The Birmingham Mail reports that only three West Midlands cyclists have been fined for jumping red lights in the last three years. West Midlands Police Commissioner David Jamieson has said he will raise the matter with senior officers after it was suggested that the law was not being enforced.
One fixed-penalty notice for failing to comply with traffic signs and signals was given out in 2014/15, two in 2013/14, and none at all in 2012/13. Fines handed out for cycling on the pavement have also fallen from 17 in 2012/13 and seven in 2013/14 to none in 2014/15.
Jamieson said he would speak to senior officers to see whether there was a problem. “Road safety laws are for everyone. All road users, whether they are cyclists, motorists or pedestrians, need to follow the rules. We all share the roads and need to respect each other when using them.”
David Cox, the chairman of CTC, the national cycling charity, contrasted the figures with those for London, where 4,000 fixed penalty notices were handed out for going through on red or ignoring other road signs in 2013 alone.
Cox said that police there had responded to red light jumping being perceived as a major problem by cracking down on it. “Cycling in London is very different to Birmingham and the West Midlands. You often see cyclists in London jumping the lights.”
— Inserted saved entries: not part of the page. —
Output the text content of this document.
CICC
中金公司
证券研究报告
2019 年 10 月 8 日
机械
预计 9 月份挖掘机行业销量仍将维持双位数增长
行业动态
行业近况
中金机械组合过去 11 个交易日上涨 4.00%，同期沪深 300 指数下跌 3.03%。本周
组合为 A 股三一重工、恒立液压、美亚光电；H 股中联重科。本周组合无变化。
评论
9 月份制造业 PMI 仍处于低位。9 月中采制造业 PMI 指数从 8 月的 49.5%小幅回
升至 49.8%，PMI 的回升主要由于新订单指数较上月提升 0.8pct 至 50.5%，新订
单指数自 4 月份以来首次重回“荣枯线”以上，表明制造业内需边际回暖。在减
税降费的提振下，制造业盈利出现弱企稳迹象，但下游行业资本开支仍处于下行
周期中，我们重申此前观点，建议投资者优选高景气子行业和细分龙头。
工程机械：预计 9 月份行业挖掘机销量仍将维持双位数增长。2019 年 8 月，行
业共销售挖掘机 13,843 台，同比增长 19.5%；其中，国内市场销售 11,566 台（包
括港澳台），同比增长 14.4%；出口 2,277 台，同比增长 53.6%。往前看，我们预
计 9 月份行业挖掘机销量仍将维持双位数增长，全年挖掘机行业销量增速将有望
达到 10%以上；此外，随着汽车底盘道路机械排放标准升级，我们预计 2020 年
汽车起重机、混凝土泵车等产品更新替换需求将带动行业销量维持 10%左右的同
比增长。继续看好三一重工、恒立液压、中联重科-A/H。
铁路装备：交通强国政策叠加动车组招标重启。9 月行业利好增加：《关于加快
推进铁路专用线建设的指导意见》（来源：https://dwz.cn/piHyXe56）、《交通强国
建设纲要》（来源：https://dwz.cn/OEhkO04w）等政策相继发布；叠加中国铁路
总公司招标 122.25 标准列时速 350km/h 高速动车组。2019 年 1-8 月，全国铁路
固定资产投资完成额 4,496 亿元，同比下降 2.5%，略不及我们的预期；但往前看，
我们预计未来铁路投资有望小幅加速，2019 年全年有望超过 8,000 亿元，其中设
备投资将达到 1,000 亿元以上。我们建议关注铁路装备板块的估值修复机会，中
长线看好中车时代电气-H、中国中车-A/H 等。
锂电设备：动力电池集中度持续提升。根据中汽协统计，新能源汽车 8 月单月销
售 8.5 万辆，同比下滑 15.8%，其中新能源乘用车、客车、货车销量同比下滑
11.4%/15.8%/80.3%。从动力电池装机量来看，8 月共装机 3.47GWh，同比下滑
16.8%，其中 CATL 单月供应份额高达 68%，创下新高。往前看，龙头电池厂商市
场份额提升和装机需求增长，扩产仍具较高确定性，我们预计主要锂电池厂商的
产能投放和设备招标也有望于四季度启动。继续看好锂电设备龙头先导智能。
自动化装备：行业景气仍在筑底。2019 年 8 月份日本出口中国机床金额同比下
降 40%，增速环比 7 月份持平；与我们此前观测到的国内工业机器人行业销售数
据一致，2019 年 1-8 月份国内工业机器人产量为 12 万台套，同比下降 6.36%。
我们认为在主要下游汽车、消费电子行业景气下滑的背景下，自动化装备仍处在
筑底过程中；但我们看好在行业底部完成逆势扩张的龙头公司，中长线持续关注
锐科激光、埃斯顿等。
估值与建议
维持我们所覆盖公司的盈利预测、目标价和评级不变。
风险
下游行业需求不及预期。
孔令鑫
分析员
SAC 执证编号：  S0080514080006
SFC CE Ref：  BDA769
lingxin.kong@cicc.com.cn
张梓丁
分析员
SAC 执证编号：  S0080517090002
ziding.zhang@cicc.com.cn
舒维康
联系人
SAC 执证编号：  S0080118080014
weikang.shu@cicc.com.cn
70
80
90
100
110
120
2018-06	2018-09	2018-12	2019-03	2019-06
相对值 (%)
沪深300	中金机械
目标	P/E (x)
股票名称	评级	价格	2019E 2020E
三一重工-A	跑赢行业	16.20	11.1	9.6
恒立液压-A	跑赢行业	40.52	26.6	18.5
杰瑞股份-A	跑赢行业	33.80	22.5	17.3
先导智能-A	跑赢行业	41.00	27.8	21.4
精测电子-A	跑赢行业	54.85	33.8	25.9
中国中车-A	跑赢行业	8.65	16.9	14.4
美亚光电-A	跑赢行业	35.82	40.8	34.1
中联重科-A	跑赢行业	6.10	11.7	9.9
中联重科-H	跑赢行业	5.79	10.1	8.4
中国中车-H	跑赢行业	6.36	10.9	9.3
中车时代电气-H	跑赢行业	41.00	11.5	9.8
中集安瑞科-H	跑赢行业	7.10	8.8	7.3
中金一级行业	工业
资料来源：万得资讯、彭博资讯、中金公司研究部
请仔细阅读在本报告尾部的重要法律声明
He also said that the cyclists jumping red lights was less a safety issue and more ‘an act of discourtesy to others’. “There are far more dangerous things on the roads – driving with mobile phones, texting while driving for example.”
Last week we reported how San Francisco cyclists brought traffic to a halt by stopping at every red light and crossing in response to a police crackdown on red light jumping. Riding in single file during evening rush hour, riders approached every stop line as cars must do, coming to a complete halt and only moving forward when they had the right of way – their point being that bikes shouldn't be treated the same as cars as they don't present the same dangers.
Protesters are calling for the city, and California as a whole, to adopt the Idaho Stop law. Introduced in 1982, the law permits cyclists to treat stop signs as give way signs, and red lights as stop signs, allowing them to proceed if the junction is clear. This means that cyclists can clear the junction more quickly and it is said to increase rider safety.